Again, some progress has already been made on these issues. Indeed, the Coroner describes the “suite of reforms” as “so comprehensive” that he can only highlight the most significant.
• recruitment of staff from interstate on condition that they undertake a posting outside of Darwin;
• the employment of Custody Sergeants, ensuring that there is always a senior officer to properly mentor junior staff;
• the Watch House Keeper role has been retained and henceforth that officer wears a vest, rather than a small badge, identifying them in the role to “make it glaringly obvious if they were not on duty”.

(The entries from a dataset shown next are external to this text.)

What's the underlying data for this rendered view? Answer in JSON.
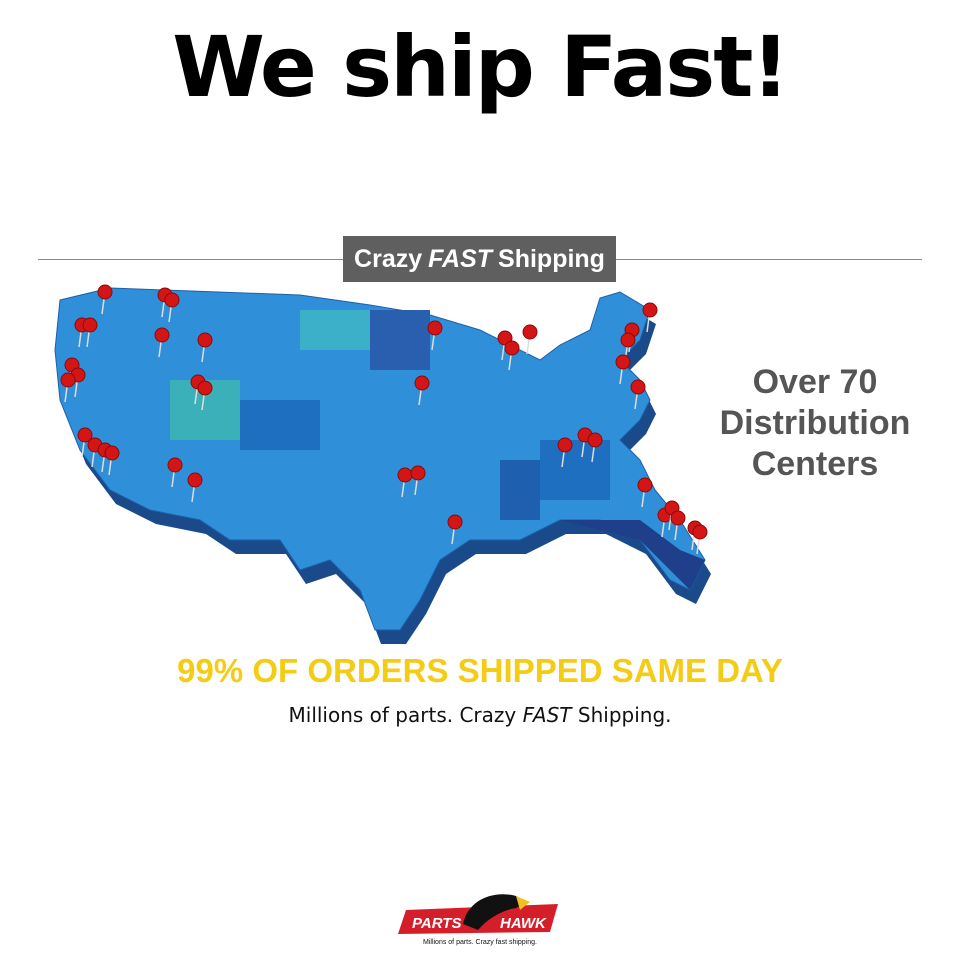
{
  "headline": "We ship Fast!",
  "badge": {
    "part1": "Crazy",
    "part2": "FAST",
    "part3": "Shipping"
  },
  "distribution": {
    "line1": "Over 70",
    "line2": "Distribution",
    "line3": "Centers"
  },
  "same_day": "99% OF ORDERS SHIPPED SAME DAY",
  "tagline": {
    "part1": "Millions of parts. Crazy ",
    "part2": "FAST",
    "part3": " Shipping."
  },
  "logo": {
    "left": "PARTS",
    "right": "HAWK",
    "slogan": "Millions of parts. Crazy fast shipping."
  },
  "colors": {
    "map": "#2f8fd8",
    "map_dark": "#1f4f9a",
    "pin": "#d41515",
    "accent_yellow": "#f4cc16",
    "badge": "#5f5f5f"
  }
}
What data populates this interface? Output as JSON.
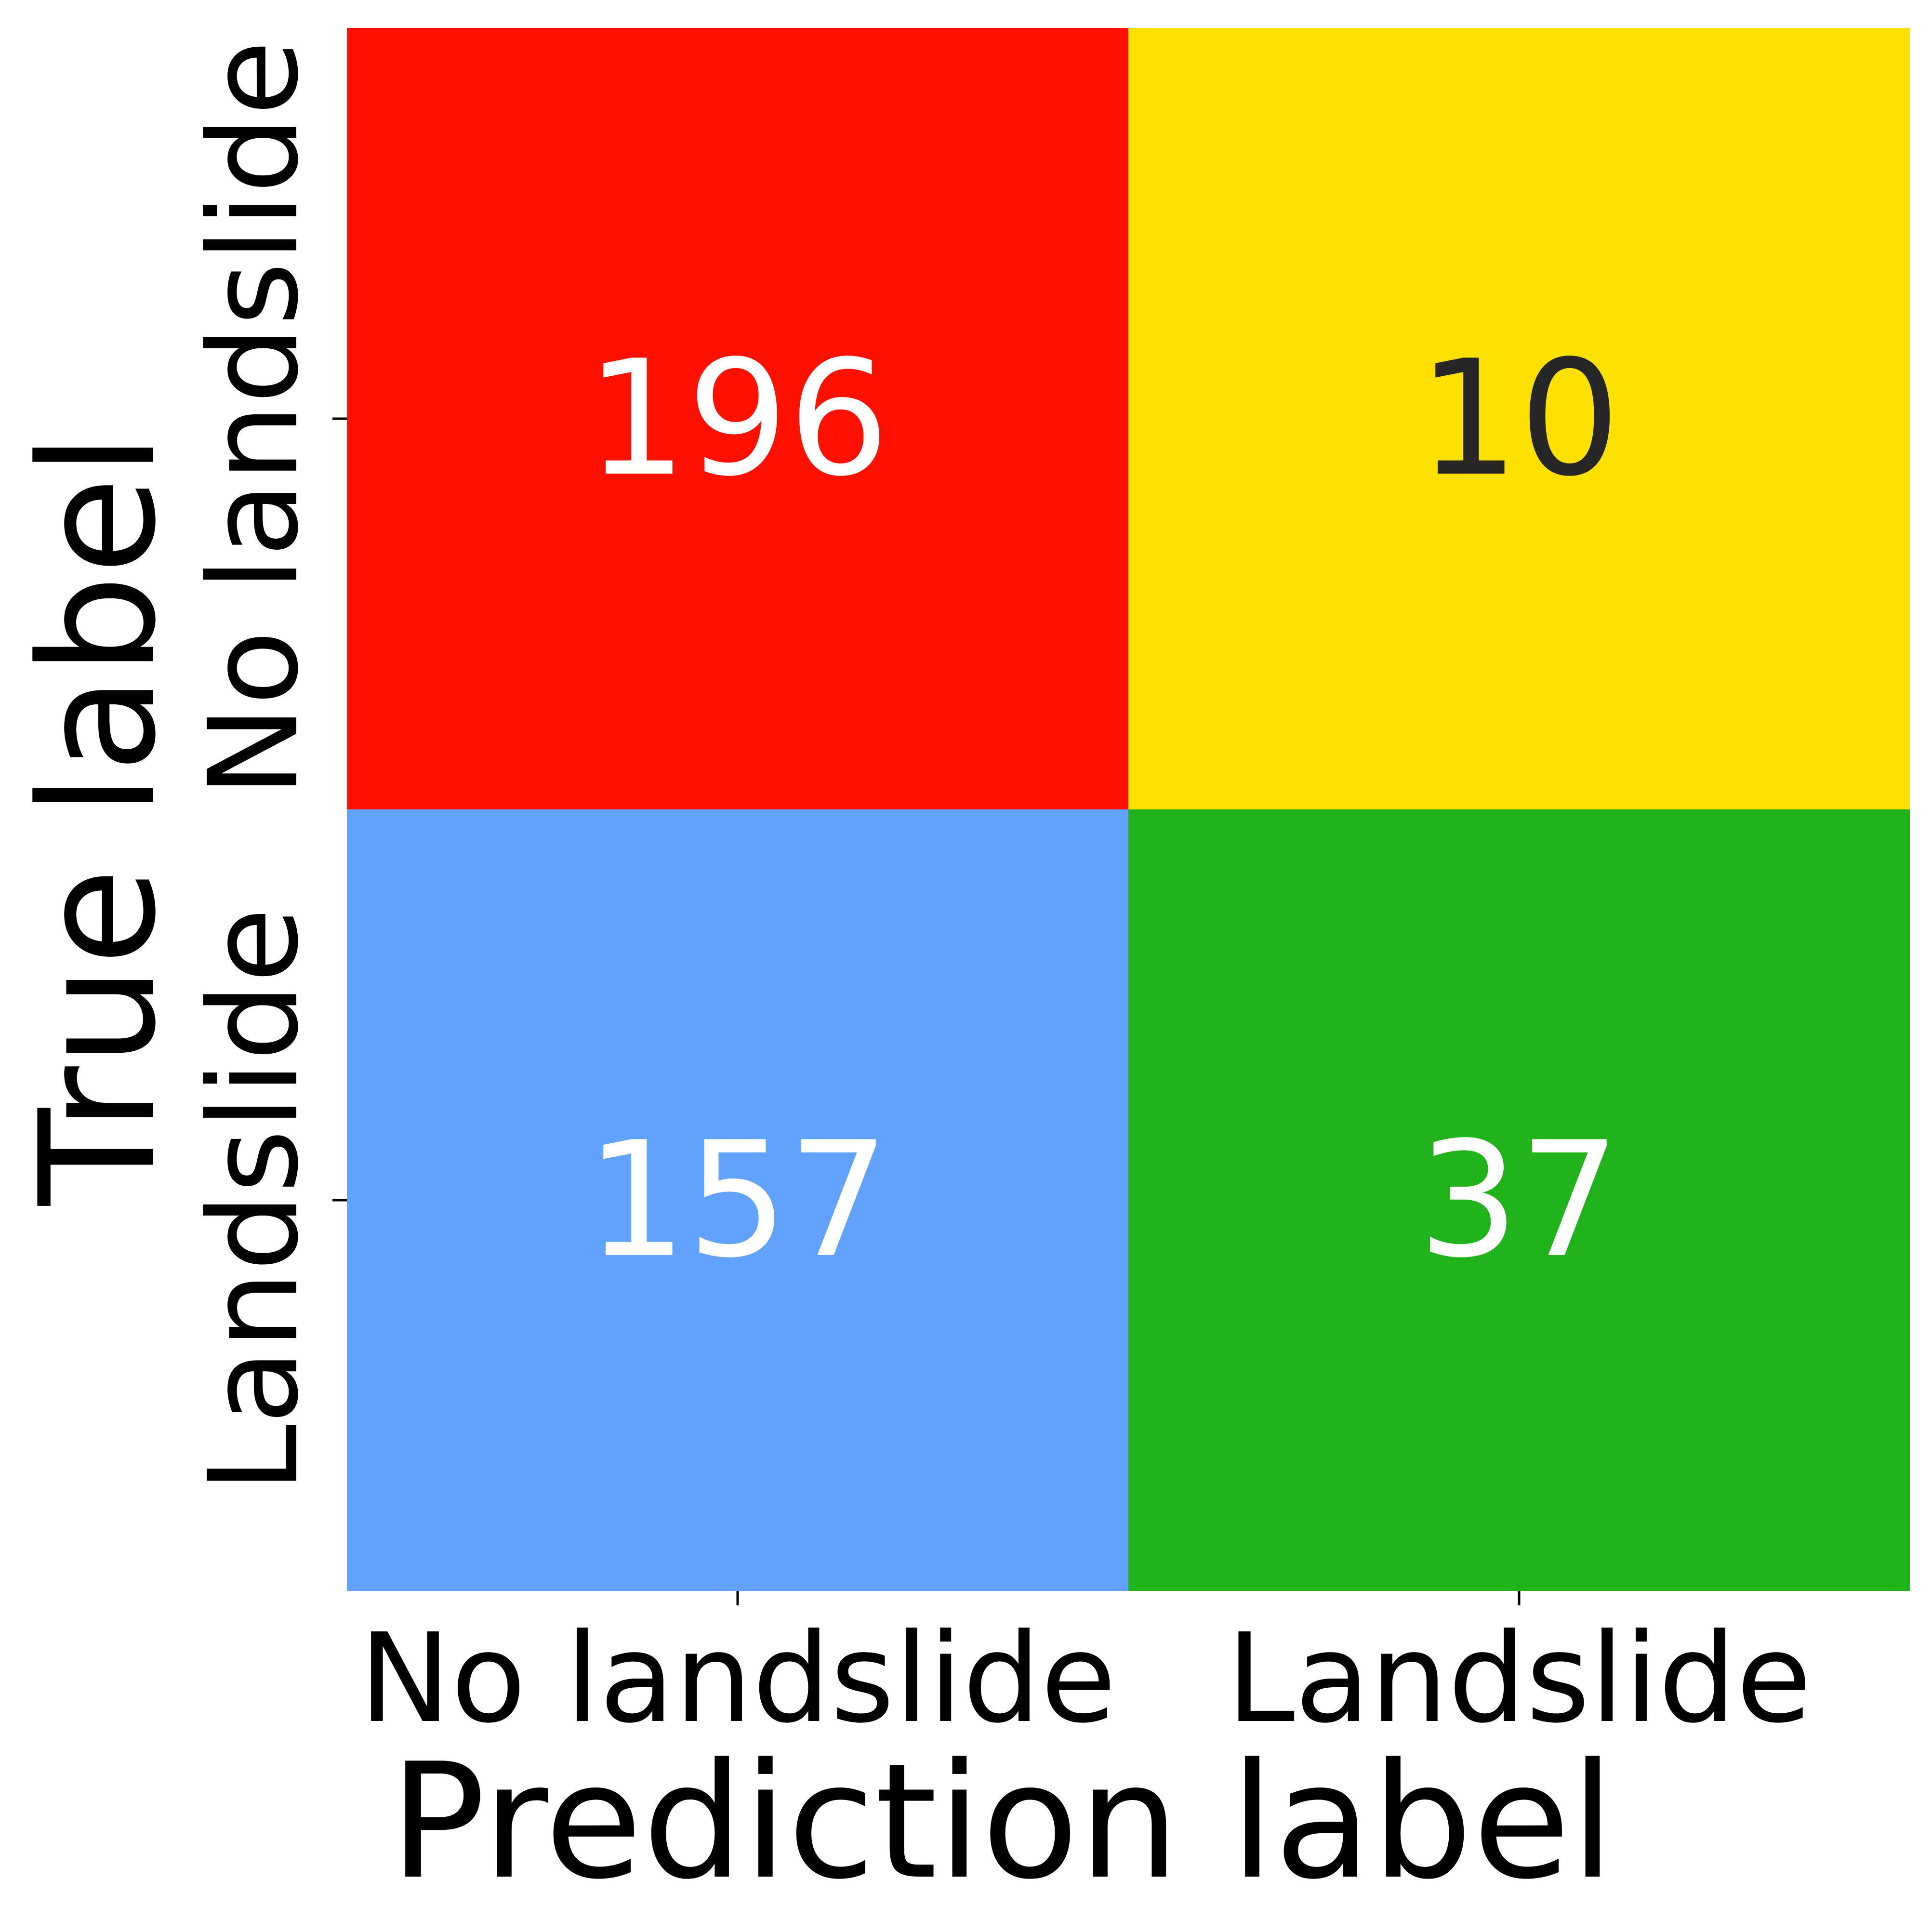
{
  "chart_data": {
    "type": "heatmap",
    "title": "",
    "xlabel": "Prediction label",
    "ylabel": "True label",
    "x_categories": [
      "No landslide",
      "Landslide"
    ],
    "y_categories": [
      "No landslide",
      "Landslide"
    ],
    "values": [
      [
        196,
        10
      ],
      [
        157,
        37
      ]
    ],
    "cell_colors": [
      [
        "#ff1000",
        "#ffe100"
      ],
      [
        "#62a2ff",
        "#20b31b"
      ]
    ],
    "value_text_colors": [
      [
        "#ffffff",
        "#262626"
      ],
      [
        "#ffffff",
        "#ffffff"
      ]
    ],
    "colorbar": false,
    "grid": false
  }
}
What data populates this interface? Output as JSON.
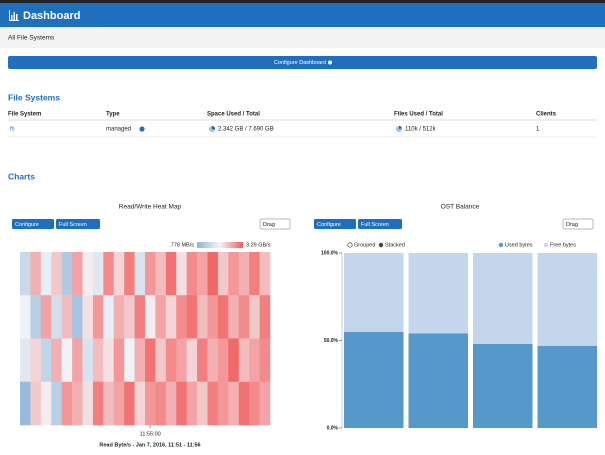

• auditing of rosters and Watch House practices;
• “advanced technology” is to be used to ensure cell checks are taking place;
• the Custody Manual and the Standard Operating Procedures have been revised (the Coroner heard evidence that members of the force had either not read them or didn’t even know of the existence of the SOPs) ;
• a serious effort has already been made to improve training with regard to duty of care of detainees;
• there will be an induction package for officers working at the Watch House, “embracing information relating to previous deaths in custody and the findings at inquests” (the Coroner repeatedly expressed his dismay at the failure of police to implement previous undertakings made to him or recommendations made by him at past inquests);
• a commitment to purchasing a conveyance to assist officers to move detainees, but as the Coroner notes, “if they are so incapacitated that they are unable to move themselves [as became the case with Mr Briscoe], they should be taken to get immediate medical care”.
That leaves the matter of alcohol supply as THE outstanding issue awaiting commitment from government.
If we need any reminding, it’s all there in the Coroner’s report. He quotes Assistant Commissioner Mark Payne who has over 25 years experience of policing in the NT:
“As a serving police officer at Alice Springs, it is my experience that the vast majority of police work involves dealing with persons seriously affected by alcohol through excessive and very extensive liquor consumption. For the most part those seriously affected are indigenous and tend to exhibit evidence of chronic alcohol dependency including symptoms of poor health and hygiene.”
The Coroner quotes the statistics for protective custodies – 11,115 for Alice Springs (in both the sobering up shelter and the Watch House) in the 12 months to 30 April, 2012. Mr Briscoe had been put into protective custody 31 times, 20 of them in the Alice Springs Watch House.
“The current situation where Police Officers in Alice Springs spend half their time on duty picking up ‘protective custodies’ is simply unacceptable,” says the Coroner, yet it continues despite all the various efforts at reform.
“The NT Police shoulders a huge burden from alcohol sales. They cannot be expected to tackle the social problems that result, in the absence of further initiatives to stop the flow of alcohol in the community,” the Coroner concludes.
He describes Mr Briscoe as “but one of many young men whose ambitions, education and health were eroded by alcohol abuse. At the age of 27, he had already begun to show the signs of chronic disease. At autopsy there was evidence of … hardening of the arteries. He had clearly been binge drinking for around a decade, and alcohol had been involved in each of the adult offences he committed.”
Mr Briscoe had consumed a lethal amount of alcohol on the night of his death. His blood alcohol reading was .350, but the Coroner found that he died as a result of the combined effects of acute alcohol intoxication, positional asphyxia and aspiration, which ultimately obstructed airways and led to death”.
His supervision and treatment by NT Police was “completely inadequate”.
“This lack of care resulted in his death, that is to say, this death was preventable and it should not have occurred.”